Now you can refer to it from Java application

pd4ml.useTTF("/path/to/my/fonts/");
// or identically
pd4ml.useTTF("/path/to/my/fonts/pd4fonts.properties");

Creation of pd4fonts.properties for system fonts

In the example above pd4fonts.properties file is stored to the same folder where TTF files are. If you run the command to index system fonts, in most of the cases it fails, as it has no write permission to the system font folder.

A solution is to write pd4fonts.properties to another location:

  • run pd4fonts.properties generation command
    java -Xmx512m -jar pd4ml.jar -configure.fonts c:/windows/fonts/ c:/path/to/my/config
    

As a result it should produce c:/path/to/my/config/pd4fonts.properties with an internal reference to the original font folder c:/windows/fonts/.

Now you may refer to it from Java application

pd4ml.useTTF("c:/path/to/my/config");
// or identically
pd4ml.useTTF("c:/path/to/my/config/pd4fonts.properties");

Creation of pd4fonts.properties on-a-fly

Set generateFontMappingFileIfMissing parameter of useTTF() to true

pd4ml.useTTF("/path/to/my/fonts/", true);

Creation of in-memory font mapping on-a-fly

Typically the method is used, when there is no preconfigured fonts directory available, and a use of the system fonts directory seems to be a good option. An obvious drawback of the idea is a potentially long indexing time of a big number of system fonts.

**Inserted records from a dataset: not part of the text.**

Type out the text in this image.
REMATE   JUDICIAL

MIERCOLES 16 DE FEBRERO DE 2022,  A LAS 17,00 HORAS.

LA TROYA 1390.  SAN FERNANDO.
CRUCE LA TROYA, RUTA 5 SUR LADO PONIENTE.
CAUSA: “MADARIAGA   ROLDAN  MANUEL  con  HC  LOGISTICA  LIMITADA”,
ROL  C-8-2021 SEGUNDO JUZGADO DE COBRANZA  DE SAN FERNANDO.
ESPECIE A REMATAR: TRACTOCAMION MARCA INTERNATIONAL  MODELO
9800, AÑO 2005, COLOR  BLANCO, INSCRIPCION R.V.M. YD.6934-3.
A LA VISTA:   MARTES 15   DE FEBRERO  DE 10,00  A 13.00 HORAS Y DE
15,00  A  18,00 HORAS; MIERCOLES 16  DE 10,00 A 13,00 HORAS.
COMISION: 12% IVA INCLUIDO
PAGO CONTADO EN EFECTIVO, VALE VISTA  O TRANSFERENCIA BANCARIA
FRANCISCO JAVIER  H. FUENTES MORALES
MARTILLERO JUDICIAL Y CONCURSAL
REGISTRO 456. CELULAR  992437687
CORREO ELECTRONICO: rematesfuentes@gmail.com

PD4ML allows to reduce the indexing efforts by limiting a scope of used fonts. fontFileNameFilter parameter can be set to a comma-delimited list of font name patterns:

pd4ml.useTTF("c:/windows/fonts/", "arial,times,courier");

The above code forces PD4ML to index only fonts, whose names contain arial, times or courier.

Creation of a JAR file with fonts

As a rule in Web application contexts you are not allowed to refer local file system resources. That makes the above methods not usable. PD4ML’s solution is to pack the fonts to a JAR file and deploy it with the Web application resources.

  • create fonts/ directory (i.e /path/to/my/fonts/) and copy desired TTF files into it.
  • run pd4fonts.properties generation command
    java -Xmx512m -jar pd4ml.jar -configure.fonts /path/to/my/fonts/
    

    which produces /path/to/my/fonts/pd4fonts.properties

  • pack to JAR
    jar cvf fonts.jar /path/to/my/fonts/
    

After deployment you can refer to it from Java application

pd4ml.useTTF("java:fonts/");

The “java:fonts/” URL addresses fonts/ folder within the JAR.

Web fonts

The @font-face CSS at-rule adds a custom font to a list of available ones; the font can be loaded from either a remote server or a locally-installed font on the user’s own computer.

The approach requires no API calls. All configuration is to be done in HTML/CSS sources.

@font-face {
  font-family: "Consolas";
  src: url("java:/html/rc/FiraMono-Regular.ttf") format("ttf");
}
@font-face { 
  font-family: 'Open Sans';
  font-style: normal;
  font-weight: 400;
  src: url(https://fonts.gstatic.com/s/lato/v11/qIIYRU-oROkIk8vfvxw6QvesZW2xOQ-xsNqO47m55DA.woff) format('woff');
}

Font kerning

Kerning is an addition or reduction of space between two characters (glyphs) of a proportional font. As a rule a rendered text is visually much more pleasing when the kerning is applied.

Font kerning can be enabled with PD4ML API call:

pd4ml.applyKerning(true);

If you run PD4ML as a standalone command line tool, you may force it to apply kerning with -kerning parameter.